Zen

By Jane Miller

And off we went, Erik and I. Not looking back. Not worrying about the “what if’s” or the “what abouts,” but facing each day as we found it.

We sailed over 2,000 nautical miles. I had the third surgery for my face. We came back to Sisters for the fall and have spent our time with family and friends. Organizing businesses and doing paperwork, working outdoors, exercising, walking, hiking. Planning.

The changes to my left eye, the one that can see, started in early spring. Hundreds of floaters that looked like the murmurations of starlings Then came the flashes of light. The headaches. The difficulty seeing, the near impossibility of reading.

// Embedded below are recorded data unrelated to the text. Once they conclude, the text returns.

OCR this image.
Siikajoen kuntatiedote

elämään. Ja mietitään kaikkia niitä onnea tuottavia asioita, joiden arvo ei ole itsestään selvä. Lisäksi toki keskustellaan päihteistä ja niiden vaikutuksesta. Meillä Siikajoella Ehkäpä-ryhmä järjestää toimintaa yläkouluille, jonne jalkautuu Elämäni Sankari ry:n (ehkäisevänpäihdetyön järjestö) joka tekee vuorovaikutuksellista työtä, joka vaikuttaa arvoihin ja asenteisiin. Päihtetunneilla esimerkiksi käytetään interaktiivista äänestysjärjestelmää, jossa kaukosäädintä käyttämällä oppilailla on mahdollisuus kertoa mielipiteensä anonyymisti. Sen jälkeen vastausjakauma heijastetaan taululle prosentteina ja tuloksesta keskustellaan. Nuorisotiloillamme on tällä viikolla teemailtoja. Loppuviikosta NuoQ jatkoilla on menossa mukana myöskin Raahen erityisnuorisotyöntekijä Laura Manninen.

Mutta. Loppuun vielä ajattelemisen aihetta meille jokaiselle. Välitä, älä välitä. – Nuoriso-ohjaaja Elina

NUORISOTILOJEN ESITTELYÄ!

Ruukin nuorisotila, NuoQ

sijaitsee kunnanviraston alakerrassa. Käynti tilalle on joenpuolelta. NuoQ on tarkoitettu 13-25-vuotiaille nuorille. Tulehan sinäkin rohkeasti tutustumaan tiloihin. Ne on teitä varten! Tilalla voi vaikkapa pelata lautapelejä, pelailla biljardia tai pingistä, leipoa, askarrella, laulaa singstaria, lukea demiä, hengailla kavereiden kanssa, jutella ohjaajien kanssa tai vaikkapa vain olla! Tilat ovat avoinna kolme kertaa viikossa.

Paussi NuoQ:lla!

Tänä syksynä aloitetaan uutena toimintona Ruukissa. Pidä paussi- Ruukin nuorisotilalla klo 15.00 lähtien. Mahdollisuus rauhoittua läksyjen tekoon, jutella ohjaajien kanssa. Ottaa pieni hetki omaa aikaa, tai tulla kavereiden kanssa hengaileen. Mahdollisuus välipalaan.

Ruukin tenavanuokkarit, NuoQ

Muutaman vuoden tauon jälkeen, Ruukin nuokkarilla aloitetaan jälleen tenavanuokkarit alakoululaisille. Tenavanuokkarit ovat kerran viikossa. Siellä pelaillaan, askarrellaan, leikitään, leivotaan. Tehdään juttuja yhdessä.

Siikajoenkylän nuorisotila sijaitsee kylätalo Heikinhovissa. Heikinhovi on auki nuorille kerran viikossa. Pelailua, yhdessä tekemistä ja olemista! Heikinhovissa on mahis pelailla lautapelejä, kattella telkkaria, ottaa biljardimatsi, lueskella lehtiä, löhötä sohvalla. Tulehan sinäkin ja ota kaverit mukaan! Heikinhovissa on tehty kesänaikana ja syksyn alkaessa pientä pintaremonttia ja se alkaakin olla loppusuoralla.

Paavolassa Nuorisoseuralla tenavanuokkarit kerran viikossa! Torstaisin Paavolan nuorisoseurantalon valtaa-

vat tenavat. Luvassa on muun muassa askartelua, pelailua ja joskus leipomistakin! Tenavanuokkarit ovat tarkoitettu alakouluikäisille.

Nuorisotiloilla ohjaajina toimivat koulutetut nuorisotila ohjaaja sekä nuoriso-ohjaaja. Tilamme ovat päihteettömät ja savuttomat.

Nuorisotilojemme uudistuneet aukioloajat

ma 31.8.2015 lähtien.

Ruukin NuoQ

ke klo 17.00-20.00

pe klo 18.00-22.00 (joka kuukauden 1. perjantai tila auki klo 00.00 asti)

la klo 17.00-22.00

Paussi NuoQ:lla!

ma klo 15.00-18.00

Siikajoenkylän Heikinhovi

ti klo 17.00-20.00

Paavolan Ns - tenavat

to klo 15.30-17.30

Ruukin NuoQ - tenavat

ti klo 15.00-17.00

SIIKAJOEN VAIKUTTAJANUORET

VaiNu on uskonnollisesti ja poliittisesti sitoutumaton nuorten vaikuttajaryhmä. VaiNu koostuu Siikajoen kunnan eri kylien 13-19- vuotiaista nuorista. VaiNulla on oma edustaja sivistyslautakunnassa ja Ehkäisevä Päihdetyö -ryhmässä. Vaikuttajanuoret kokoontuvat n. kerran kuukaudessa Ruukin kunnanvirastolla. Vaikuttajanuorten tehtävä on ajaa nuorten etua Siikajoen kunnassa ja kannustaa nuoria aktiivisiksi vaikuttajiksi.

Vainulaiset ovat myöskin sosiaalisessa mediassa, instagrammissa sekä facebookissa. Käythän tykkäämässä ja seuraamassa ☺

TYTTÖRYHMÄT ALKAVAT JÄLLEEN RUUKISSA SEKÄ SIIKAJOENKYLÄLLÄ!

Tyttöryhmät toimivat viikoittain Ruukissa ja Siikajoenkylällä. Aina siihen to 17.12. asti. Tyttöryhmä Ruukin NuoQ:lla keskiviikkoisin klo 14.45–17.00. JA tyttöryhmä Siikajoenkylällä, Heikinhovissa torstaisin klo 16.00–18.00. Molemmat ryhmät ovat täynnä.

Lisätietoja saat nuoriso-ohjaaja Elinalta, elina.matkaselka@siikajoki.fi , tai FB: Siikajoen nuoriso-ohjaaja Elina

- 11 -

My third appointment for this was going to be with Dr. Davis on October 31, but the rate of change was scary so I moved it to as soon as they could fit me in. September 22

Good thing.

Dr. Davis said my eye was different. There were signs of inflammation. Blood in the vitreous. Thinking it was a retina issue, she quickly sent me up to Dr. Taylor in Retinology. Photos. Imaging. Ultrasound. Then the quick referral to Dr. Lin, expert in the “uvea,” the middle part of the eye..

She discovered more issues, damage to my optic nerve, inflammation, changes that could  have vastly different causes. Infection. Inflammation. The worst, though, was when she said “indications of ‘sympathetic ophthalmia.”

Eyes are weird. When my right eye exploded, proteins were released into the bloodstream. The body can ignore these, or after weeks, months, or years, it can think they’re foreign bodies and attack them. Preventing this rejection was one of the reasons I decided to go with complete removal of my right eye – in addition to the fact that I would never see out of it.  The surgery did not completely eliminate the potential for rejection, but it dropped it down to miniscule. Seriously, .01 percent.

Maybe not minuscule enough..

Dr. Lin ordered a blood draw and chest x-rays to rule out infection (e.g., syphilis, TB) and other inflammatory causes (e.g., sarcoidosis) and rule in the likely fact that my body is rejecting my left eye. And she told us the plan for what we face should it turn out to be sympathetic ophthalmia.

This is the only eye I have left. The course of action is justifiably fierce.

I started prednisone drops for my eye every two hours when I’m awake. Next will be systemic prednisone and immunosuppressive drugs. If I go into remission, this will last three years. IF not, it could last the rest of my life.

So it’s back to Portland next Friday to see Dr. Lin.

I am not normally a “zen” kind of person. A romantic? Yes. A worrier? Yes. A planner? Yes. A control freak? Oh, yes.

So why am I so calm?

Erik and I have done everything to prevent this. Difficult decisions. Painful recoveries. Always pushing me to test my boundaries and be as independent as I could be. We made the best decisions we could, but we were at the mercy of my injuries.

Now there is something we can fight. There are drugs that can help. There are things we can do. It may be that the damage to my left eye will stay the same or worsen. It may that I’ll end up blind.

It may be that the progression can be halted, reversed a little, even. And right now, that’s my focus.

It will be what it is. I will be what I am. And together, Erik and I, and those who love us, will fight this.

2 thoughts on “Zen”

  1. Oh Jane. My very best wishes and hope for you. I am glad you let us know. We’d love to see you now that we are home. Please let us know when it would be convenient. You clearly have a busy schedule and a focus right now!

    Holly

    1. Hi Holly!
      Where are you now? Victoria? We’ll be there at the end of October. Near Sisters? Let us know! We’d love to see you.